One to Watch: Jin-Roh


This 1990s classic shows a different side to Mamoru Oshii...


The works of writer and director Mamoru Oshii (Ghost in the Shell) often depict futures transformed by war and technology, but his multimedia Kerberos saga instead takes us back in time to a fascinating take on post-war Japan. Spanning radio dramas, comic books and live-action films, it may at first seem impenetrable to newcomers – but 1999’s Jin-Roh, the only fully-animated entry in the franchise, has established itself as a classic standalone tale in its own right.

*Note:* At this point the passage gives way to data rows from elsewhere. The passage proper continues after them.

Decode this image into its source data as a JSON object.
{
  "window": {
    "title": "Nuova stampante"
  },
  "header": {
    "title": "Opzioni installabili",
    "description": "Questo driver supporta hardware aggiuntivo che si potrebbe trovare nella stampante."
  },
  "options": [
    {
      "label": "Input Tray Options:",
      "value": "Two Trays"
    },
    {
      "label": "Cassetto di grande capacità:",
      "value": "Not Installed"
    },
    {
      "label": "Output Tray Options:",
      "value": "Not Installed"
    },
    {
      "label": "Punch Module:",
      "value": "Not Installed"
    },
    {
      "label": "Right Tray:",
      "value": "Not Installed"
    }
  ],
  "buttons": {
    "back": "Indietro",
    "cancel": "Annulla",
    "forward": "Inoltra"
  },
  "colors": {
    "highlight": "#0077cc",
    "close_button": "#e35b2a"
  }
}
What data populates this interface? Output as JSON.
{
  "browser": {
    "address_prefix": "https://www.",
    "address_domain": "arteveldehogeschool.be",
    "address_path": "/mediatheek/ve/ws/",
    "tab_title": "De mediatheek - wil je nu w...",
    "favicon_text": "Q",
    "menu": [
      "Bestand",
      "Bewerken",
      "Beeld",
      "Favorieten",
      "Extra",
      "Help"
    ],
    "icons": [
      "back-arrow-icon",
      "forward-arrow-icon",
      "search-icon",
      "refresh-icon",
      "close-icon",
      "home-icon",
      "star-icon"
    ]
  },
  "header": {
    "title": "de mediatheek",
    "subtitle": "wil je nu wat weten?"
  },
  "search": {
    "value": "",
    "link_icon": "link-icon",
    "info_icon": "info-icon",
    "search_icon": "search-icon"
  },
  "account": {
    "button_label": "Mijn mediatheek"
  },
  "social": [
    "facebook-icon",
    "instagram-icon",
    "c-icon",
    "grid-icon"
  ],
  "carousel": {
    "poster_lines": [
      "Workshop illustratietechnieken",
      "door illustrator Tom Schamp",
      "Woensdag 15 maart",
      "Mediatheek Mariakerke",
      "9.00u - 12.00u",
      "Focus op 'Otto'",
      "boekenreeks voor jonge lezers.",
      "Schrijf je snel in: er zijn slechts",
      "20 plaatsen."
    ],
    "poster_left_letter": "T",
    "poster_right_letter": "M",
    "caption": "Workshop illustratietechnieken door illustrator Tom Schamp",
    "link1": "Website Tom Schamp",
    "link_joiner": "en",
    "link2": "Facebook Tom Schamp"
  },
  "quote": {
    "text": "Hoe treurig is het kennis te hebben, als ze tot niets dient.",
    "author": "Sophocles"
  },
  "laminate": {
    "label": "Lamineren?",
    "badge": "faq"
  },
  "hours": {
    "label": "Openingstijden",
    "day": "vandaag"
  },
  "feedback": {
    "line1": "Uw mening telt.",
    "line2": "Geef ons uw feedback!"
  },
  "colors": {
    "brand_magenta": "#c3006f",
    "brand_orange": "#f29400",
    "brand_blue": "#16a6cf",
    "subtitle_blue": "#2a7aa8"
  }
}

Set in an alternate history in which a Stormtrooper-esque armoured police force is founded in response to violent post-war riots, Jin-Roh focuses primarily on the struggles of Corporal Kazuki Fuse, who is racked with guilt after a young resistance fighter kills herself in a suicide bombing before his eyes. Soon after, Fuse forms a friendship with the sister of the deceased girl, Kei, who he is surprised to find holds no grudge against him – but Fuse is not so quick to forgive himself.

It’s an impactful directorial debut that stands tall as one of the most memorable anime films of the 1990s

The film is an interpersonal drama first and a political thriller second, with action largely taking a back seat in favour of introspective dialogue and quiet character moments. While Oshii’s script goes a long way in establishing the tone of the film, he actually had little to do with the production beyond writing it due to being preoccupied with Ghost in the Shell, and it instead fell into the hands of first-time director Hiroyuki Okiura.


Okiura insisted that the film be animated almost entirely by hand, taking three years and an estimated 80,000 animation cels – and his dedication to analogue techniques pays off. Along with the film’s muted colour palette, its detailed, realistic animation makes the dystopian setting feel believable, and its characters’ struggles are easy to empathise with. In addition, a gentle jazz score by Hajime Mizoguchi creates unlikely moments of serenity, similarly to how Joe Hisaishi’s soundtracks are utilised in Takeshi Kitano’s crime thrillers.

Most of the infrequent scenes of violence that do occur in Jin-Roh are within dream sequences that capitalise on the film’s recurring Red Riding Hood motif – but Fuse’s nightmares of further bloodshed threaten to become reality as political tensions continue to stir in the background of the slow-burn narrative.


The film has been cited as an inspiration by a whole host of filmmakers, and in 2018, it was adapted into a live-action remake by South Korean director Kim Jee-woon. It’s an impactful directorial debut that, in spite of fierce competition throughout the decade, stands tall as one of the most memorable anime films of the 1990s.